本日の日経平均は続伸となりました。188円安の33,200円で寄り付いた日経平均は取引開始から5分で234円安の33,154円まで下落しましたが、朝方の売り一巡後に下げ渋るとプラスに転じ11時20分過ぎに144円高の33,533円まで上昇しました。その後、一旦伸び悩むとわずかにマイナスとなる場面もありました。しかし、昨日の終値近辺で底堅さをみせると再び上げ幅を広げ14時過ぎに268円高の33,657円まで上昇し結局186円高の33,575円で取引を終えています。こうしたなか新興株も高く東証マザーズ指数が連日で年初来高値を更新しています。

2.個別銘柄等

ソフトバンクグループ(9984)が一時4.1%高となり年初来高値を更新しました。本日10時開催の定時株主総会を前に孫正義会長兼社長の総会での発言に期待が高まり朝方に上げ幅を広げる場面がありました。しかし、株主総会で人工知能(AI)などに関して踏み込んだ発言がなかったこともあり伸び悩むと11時過ぎに1.3%高まで上げ幅を縮める場面もありました。レンズ製造大手のタムロン(7740)も一時7.5%高となり年初来高値を更新しました。中間配当を従来計画から5円増やし35円にすると発表したことを好感した買いが入りました。雪国まいたけ(1375)も7.7%高となりました。きのこを主原料とした代替肉の開発に成功し、今年度中に最初の製品を発売することを目標に準備を進めていると発表したことを材料視した買いが入りました。また、投資判断や目標株価の引き上げを受けて年初来高値を更新したのが資生堂(4911)や日本航空(9201)で、資生堂が一時3.7%、日本航空も一時3.6%高となりました。

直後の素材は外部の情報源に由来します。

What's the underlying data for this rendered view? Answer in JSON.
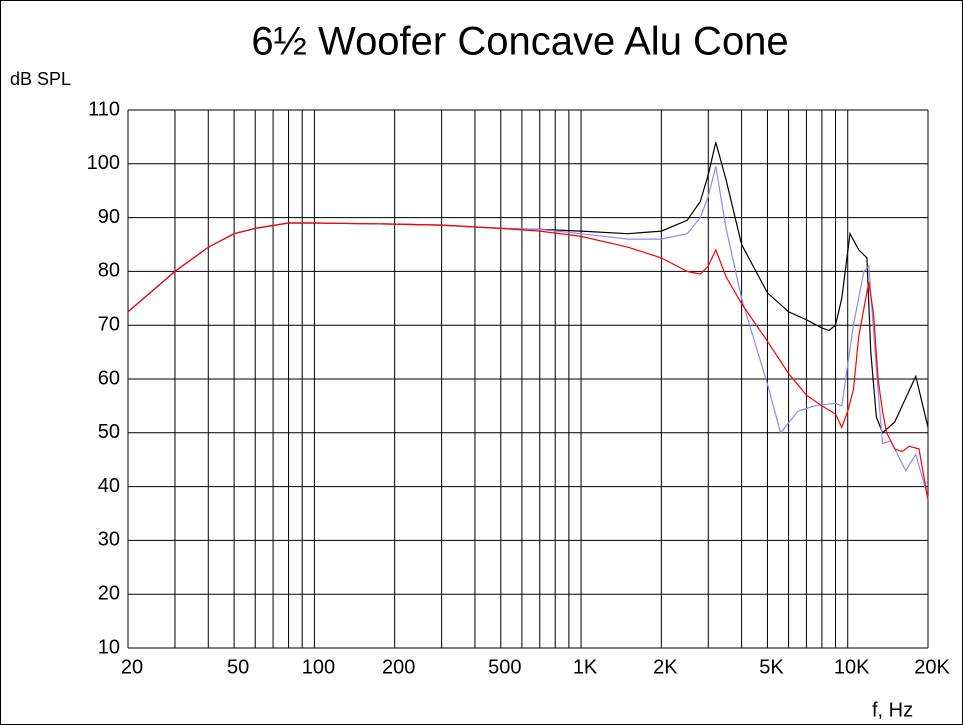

一方でリコー(7752)が一時3.1%安となりました。米格付け会社のS&Pグローバルがリコーの長期格付けを「トリプルBプラス」から「トリプルB」に1段階引き下げたことを嫌気した売りが出ました。さらに東証スタンダード市場では東映アニメーション(4816)が投資判断の引き下げを受けて6.8%安となっています。

VIEW POINT: 明日への視点

本日の日経平均は186円高となりました。堅調な経済指標を受けて金融引き締めの長期化が意識され昨日の米国市場が続落となったことから売りが先行し一時は230円以上下げる場面もありました。しかし、朝方の売り一巡後に下げ渋るとプラスに転じ上げ幅を広げました。そのため押し目買い意欲の強さと地合いの堅調さが改めて意識されそうで、明日と明後日の取引で16日に付けたバブル崩壊後の高値(33,706円)を上回り11週連続での上昇となるかがポイントとなりそうです。なお、引け後には5月の訪日外国人客数が発表されるほか、日本時間の23時にはパウエル米連邦準備理事会(FRB)議長が米下院金融サービス委員会で証言を行う予定です。